Open my eyes that I might see
Here is one of many wordings which, I suggest, will not be understood correctly by children (and perhaps many adults, as well) reading the ESV text, without additional teaching:
John 9:17: So they said again to the blind man, "What do you say about him, since he has opened your eyes?" He said, "He is a prophet."This wording occurs in the first page view of the children's Bible on the ESV Bible blog.
What is the problem with the ESV wording? Can you spot it?
It is use of the words "open eyes" when the intended meaning is "heal eyes." We (myself included) who have grown up within the KJV tradition find it difficult to think anything other than that others will get the proper meaning from "open eyes." But the standard English meaning of "open eyes" is that someone's eyes (or eyelids) are physically opened, not that there is healing from blindness. The phrase "open eyes" reflects the Greek words which apparently did have the extended meaning that included healing of eyes. Although the context in which "open eyes" is used might enable some readers to recognize that these words are being used figuratively, rather than literally, not everyone will get the right meaning from the context.

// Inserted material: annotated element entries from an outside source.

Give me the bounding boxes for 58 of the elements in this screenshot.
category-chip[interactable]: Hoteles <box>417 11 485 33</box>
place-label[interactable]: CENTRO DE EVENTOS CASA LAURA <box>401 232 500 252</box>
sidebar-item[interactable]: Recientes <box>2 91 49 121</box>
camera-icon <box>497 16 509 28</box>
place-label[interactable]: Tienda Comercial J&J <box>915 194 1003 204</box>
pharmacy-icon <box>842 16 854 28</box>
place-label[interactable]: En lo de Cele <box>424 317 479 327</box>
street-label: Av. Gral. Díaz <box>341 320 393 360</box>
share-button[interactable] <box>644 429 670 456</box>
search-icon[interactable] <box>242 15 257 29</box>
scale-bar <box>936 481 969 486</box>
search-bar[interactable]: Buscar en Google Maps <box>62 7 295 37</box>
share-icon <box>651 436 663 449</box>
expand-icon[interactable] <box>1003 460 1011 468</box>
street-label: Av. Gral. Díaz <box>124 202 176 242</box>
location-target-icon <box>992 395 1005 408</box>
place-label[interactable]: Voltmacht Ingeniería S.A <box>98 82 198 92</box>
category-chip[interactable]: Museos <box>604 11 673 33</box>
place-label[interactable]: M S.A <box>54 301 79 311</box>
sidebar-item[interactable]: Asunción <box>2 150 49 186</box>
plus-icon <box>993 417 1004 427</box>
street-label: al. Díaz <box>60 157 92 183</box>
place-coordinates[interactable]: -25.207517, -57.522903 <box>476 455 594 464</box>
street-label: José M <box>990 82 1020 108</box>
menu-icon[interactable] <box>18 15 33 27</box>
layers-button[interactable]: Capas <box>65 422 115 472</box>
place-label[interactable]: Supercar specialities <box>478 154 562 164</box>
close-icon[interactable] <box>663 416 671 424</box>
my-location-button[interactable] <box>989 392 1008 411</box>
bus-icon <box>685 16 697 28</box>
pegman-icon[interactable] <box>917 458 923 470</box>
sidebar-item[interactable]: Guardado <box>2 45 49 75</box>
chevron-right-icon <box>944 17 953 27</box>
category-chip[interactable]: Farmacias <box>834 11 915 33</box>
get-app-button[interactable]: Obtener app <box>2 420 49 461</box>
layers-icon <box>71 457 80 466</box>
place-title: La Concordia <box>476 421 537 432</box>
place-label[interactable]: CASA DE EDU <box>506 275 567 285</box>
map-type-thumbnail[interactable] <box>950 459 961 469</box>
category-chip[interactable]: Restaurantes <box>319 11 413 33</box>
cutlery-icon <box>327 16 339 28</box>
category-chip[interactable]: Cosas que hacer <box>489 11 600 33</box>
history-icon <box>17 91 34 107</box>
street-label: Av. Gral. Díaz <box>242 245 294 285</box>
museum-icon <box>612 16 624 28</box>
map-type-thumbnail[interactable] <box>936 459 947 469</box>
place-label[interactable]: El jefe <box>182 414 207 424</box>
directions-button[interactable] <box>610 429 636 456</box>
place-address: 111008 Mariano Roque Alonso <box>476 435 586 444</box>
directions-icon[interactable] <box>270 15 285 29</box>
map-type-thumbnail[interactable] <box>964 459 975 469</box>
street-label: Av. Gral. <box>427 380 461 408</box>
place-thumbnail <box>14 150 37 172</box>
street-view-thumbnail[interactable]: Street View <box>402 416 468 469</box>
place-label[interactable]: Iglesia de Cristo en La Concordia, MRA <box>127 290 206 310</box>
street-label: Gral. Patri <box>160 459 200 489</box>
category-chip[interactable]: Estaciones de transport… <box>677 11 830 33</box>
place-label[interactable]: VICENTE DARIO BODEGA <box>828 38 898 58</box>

I realize that my statements here will be jarring to some. It is difficult to think anything other than that this traditional English Bible way of referring to the healing of the blind man's eyes is correct. But the issue at hand is important: It is the critical issue of accuracy, as it is communicated through a Bible translation.
To address the issue, we must do what needs to be done for any English Bible version to find out if the meanings we intend by our translation wordings are accurately communicated to users of the translation. In this case, simple field testing among a wide range of individuals who the ESV team hopes will use its translation, including the children using the children's Bible, can be done. The field test question can be as simple as "What does it sound like is happening if we say that a person's eyes were opened?" If all (or, at least, a huge majority of) children (or adults) answer, "It sounds like the person is getting their eyesight," then we know that the ESV (and all other Bible versions which use the same expression) have accurately communicated the biblical meaning here. If the test subjects say, "It sounds like the person's eyes were opened, maybe his eyelids had been shut before," then the translation is not accurate for those test subjects, and needs to be revised until it is accurate--unless we are willing to have translations which are not in the vernacular, that is, the common mother tongue of the people for whom we are translating, requiring additional teaching to correct the misunderstood meanings of the translated words.